W.A. : Je ne peux pas permettre de faire un procès d’intention à qui ce soit. Mais nous parlerons. Il y a dans l’affaire de ma sœur une multitude d’incohérences et de contradictions. Qu’a-t-on appris à la dernière chambre d’Instruction ? Qu’on ne savait pas et qu’on ne pouvait même pas supposer : que l’assassin depuis un an, peut-être deux, était sans médicament, sans soin et sans traitement. Il n’a donc aucune maladie mentale et aucune abolition du discernement. Sauf quand il a massacré ma sœur. Ni avant, ni après. C’est incroyable, mais c’est la réalité. Je peux vous dire que rien ne nous a été épargné. Et je dois dire aussi qu’on a beaucoup facilité la vie de cet assassin. Quand il ne répondait pas à une question sur deux car elle était embarrassante, les experts concluaient qu’il souffrait d’amnésie partielle. C’est remarquable. Il a berné tout le monde. Nous avons aussi appris dernièrement que son téléphone portable qui a été saisi n’avait pas été investigué. Comment est-ce possible qu’à notre époque, on n’investigue pas le téléphone portable d’un assassin qui défenestre une femme juive en criant « Alla Ouakbar » ? Pareil aussi, on nous a caché pendant la procédure que l’assassin allait cinq fois par jour à la mosquée salafiste. C’était un délinquant. Il l’était depuis dix ans et avait vingt-deux condamnations ; la consommation de cannabis ne l’a pas changé. Vous savez, le parcours de Traoré, c’est le parcours de Coulibaly, de Merah. Une petite délinquance qui s’accroît, qui s’accroît, des séjours en prison et une fois sortis, une fréquentation assidue de mosquées salafistes. A partir de là, les ingrédients sont constitués. 

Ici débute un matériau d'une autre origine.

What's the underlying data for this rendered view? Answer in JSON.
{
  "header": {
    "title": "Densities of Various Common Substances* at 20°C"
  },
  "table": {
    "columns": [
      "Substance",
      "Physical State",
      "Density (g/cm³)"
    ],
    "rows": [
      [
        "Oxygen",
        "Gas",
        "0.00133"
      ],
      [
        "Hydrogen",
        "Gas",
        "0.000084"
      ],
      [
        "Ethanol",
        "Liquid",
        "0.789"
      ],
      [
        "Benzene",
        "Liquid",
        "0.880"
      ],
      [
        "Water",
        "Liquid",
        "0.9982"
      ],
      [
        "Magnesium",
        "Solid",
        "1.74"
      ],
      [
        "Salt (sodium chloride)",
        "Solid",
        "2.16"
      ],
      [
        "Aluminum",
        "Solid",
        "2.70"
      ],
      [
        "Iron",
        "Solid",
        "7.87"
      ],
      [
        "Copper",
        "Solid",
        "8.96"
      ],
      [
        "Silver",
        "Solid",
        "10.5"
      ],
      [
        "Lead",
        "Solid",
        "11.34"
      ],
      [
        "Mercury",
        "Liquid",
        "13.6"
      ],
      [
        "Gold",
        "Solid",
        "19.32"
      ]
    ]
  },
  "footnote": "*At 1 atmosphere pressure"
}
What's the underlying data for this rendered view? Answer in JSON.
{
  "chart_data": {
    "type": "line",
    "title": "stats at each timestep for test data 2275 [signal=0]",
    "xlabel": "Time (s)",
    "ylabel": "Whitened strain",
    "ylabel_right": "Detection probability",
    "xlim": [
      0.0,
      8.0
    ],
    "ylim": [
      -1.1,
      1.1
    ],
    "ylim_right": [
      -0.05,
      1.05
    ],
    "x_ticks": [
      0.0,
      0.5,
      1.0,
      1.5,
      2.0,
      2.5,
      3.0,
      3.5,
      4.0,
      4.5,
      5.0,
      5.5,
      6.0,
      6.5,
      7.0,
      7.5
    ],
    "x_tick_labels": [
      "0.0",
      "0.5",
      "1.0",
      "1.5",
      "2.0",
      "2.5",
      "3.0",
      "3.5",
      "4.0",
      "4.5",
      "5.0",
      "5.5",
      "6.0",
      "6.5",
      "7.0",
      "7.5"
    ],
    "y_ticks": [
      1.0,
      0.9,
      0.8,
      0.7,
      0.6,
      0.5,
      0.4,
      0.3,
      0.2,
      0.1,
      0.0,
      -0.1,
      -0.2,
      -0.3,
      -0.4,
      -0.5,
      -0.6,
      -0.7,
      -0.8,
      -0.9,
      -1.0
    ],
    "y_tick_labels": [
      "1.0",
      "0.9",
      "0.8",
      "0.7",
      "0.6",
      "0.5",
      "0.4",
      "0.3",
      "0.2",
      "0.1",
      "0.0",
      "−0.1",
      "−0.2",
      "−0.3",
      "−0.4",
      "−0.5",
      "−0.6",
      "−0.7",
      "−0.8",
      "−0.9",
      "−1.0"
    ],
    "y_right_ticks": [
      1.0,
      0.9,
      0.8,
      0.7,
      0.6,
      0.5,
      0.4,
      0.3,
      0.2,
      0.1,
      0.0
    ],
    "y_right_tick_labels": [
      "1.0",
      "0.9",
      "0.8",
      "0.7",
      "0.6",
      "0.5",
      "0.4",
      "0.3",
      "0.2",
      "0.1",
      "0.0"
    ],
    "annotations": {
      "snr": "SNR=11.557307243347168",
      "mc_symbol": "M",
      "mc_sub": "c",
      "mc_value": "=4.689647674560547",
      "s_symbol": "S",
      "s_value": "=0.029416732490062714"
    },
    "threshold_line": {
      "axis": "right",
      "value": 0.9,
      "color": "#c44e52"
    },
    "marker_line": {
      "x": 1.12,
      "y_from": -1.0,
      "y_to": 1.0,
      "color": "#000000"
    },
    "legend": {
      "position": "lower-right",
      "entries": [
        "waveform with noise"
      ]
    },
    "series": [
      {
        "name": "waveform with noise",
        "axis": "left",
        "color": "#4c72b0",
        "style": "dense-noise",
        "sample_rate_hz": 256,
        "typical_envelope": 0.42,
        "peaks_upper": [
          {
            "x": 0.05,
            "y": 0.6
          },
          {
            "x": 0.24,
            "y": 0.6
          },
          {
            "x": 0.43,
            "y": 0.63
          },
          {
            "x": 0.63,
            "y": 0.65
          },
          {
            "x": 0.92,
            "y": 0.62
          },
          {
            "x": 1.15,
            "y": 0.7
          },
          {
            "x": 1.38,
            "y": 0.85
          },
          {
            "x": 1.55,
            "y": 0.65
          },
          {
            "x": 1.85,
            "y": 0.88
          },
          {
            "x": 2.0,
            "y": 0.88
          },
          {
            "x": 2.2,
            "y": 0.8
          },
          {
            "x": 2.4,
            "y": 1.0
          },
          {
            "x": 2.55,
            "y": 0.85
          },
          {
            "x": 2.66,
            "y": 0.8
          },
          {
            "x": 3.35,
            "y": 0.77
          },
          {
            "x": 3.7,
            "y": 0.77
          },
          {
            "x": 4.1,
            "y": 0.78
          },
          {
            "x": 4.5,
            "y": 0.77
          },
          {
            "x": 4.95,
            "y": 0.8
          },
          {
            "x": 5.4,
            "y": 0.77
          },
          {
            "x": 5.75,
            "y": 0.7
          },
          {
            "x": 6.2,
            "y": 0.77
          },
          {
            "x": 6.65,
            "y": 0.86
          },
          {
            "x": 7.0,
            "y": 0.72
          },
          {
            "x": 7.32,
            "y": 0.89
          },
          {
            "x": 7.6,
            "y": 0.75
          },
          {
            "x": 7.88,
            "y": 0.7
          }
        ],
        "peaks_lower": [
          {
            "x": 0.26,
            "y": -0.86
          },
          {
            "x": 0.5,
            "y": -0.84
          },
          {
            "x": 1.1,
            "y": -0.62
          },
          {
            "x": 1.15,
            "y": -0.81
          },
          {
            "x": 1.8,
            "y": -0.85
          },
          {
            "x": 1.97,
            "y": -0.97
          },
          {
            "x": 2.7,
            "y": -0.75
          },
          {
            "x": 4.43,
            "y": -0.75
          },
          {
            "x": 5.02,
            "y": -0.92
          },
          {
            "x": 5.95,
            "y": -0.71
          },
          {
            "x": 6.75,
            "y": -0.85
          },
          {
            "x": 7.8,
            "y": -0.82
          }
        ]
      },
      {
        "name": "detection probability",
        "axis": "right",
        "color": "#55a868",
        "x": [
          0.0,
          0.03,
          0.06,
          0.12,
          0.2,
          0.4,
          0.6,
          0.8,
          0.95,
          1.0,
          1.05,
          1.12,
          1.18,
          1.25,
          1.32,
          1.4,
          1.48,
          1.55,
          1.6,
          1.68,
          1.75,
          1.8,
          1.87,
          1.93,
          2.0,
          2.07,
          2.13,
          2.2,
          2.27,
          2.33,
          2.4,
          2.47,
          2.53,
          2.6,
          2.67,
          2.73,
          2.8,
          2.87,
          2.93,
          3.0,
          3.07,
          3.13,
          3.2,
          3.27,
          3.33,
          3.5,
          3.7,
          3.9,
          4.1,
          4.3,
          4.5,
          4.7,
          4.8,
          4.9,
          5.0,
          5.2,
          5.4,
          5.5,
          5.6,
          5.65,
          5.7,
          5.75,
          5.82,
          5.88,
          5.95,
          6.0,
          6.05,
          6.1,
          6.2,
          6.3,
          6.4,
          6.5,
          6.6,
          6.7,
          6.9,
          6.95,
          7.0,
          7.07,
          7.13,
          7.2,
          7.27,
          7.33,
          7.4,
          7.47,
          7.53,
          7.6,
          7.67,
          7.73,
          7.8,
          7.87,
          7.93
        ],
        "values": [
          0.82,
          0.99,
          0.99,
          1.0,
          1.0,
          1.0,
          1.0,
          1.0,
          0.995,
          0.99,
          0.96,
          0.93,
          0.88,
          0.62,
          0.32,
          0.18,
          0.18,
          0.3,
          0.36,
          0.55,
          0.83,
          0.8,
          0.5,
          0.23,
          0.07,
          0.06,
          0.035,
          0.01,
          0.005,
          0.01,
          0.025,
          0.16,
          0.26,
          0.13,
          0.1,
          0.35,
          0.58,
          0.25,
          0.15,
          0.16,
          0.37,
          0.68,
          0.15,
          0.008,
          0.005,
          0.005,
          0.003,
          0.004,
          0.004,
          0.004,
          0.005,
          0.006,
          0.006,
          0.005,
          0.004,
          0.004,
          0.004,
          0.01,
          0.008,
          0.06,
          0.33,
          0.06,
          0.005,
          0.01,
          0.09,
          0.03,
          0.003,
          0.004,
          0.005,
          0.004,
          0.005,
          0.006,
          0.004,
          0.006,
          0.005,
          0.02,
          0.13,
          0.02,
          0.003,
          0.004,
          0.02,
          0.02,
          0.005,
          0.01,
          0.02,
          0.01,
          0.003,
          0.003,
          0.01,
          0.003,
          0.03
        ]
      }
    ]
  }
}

A.J.: Vous n’avez cessé de soulever des points allant dans le sens de la préméditation. Comment raisonnablement expliquer ce refus de la justice de la reconnaître ? 

W.A. : Nous pensons, la famille et les avocats, que nous sommes  véritablement en présence d’une énorme erreur judiciaire. Le matin de l’assassinat, Kobili Traoré dit à ses parents et à Mr Diara après une dispute familiale sur son avenir : « Ne vous inquiétez pas, ce soir tout sera terminé ». Cela pouvait être un élément annonciateur. Ensuite, les déclarations de l’assassin : on l’a cru sur parole. Pas grand chose n’a été recoupé. Quand il a tué ma soeur, il a été écrit dans les rapports que Traoré tenait des propos incohérents mais je pense exactement le contraire. Tous ses propos étaient signifiants. Quand il dit qu’il ne savait pas où il allait en allant chez madame Halimi, je veux bien le croire ! Mais alors il a une lucidité sélective car quand il s’est levé à 4 heures du matin, il n’a frappé à aucune autre porte que celle de Mr Diara au 3e étage qu’il a donc reconnu et dont l’appartement a le balcon mitoyen à celui de ma sœur. Dans la journée même de l’assassinat, Kobili Traoré a été chez Mr Diara. On aurait pu lui demander pourquoi cette visite alors qu’il n’y allait jamais. N’est-il pas entré dans cet appartement et en particulier sur le balcon pour voir – de jour - si le balcon de ma s?ur était ouvert ? Sur la nuit du meurtre, quand il arrive pieds nus, avec des vêtements de rechange et un tapis de prière et qu’il crie « Ça va être la mort », bien sûr, on peut dire que c’est par hasard, mais n’était-ce pas encore un signe annonciateur ? Et pourquoi une tenue de rechange ? Peut-être parce qu’il pensait qu’il aurait besoin de se changer ? Et pourquoi le tapis ? Peut-être parce qu’il avait prévu de prier ? Après avoir récité une des sourates du Coran qui est l’une des pires en matière d’antisémitisme - 90 % de la sourate insulte les juifs et les infidèles - Traoré a dit qu’il a eu besoin d’aller sur le balcon. Le seul et unique moyen de pouvoir pénétrer chez ma sœur. 

A.J.: Un pourvoi en cassation a été lancé par vos avocats. Avez-vous bon espoir ? 

W.A. : On dit que tant qu’il y a de la vie, il y a de l’espoir alors nous gardons espoir, mais nous sommes dans une situation très difficile.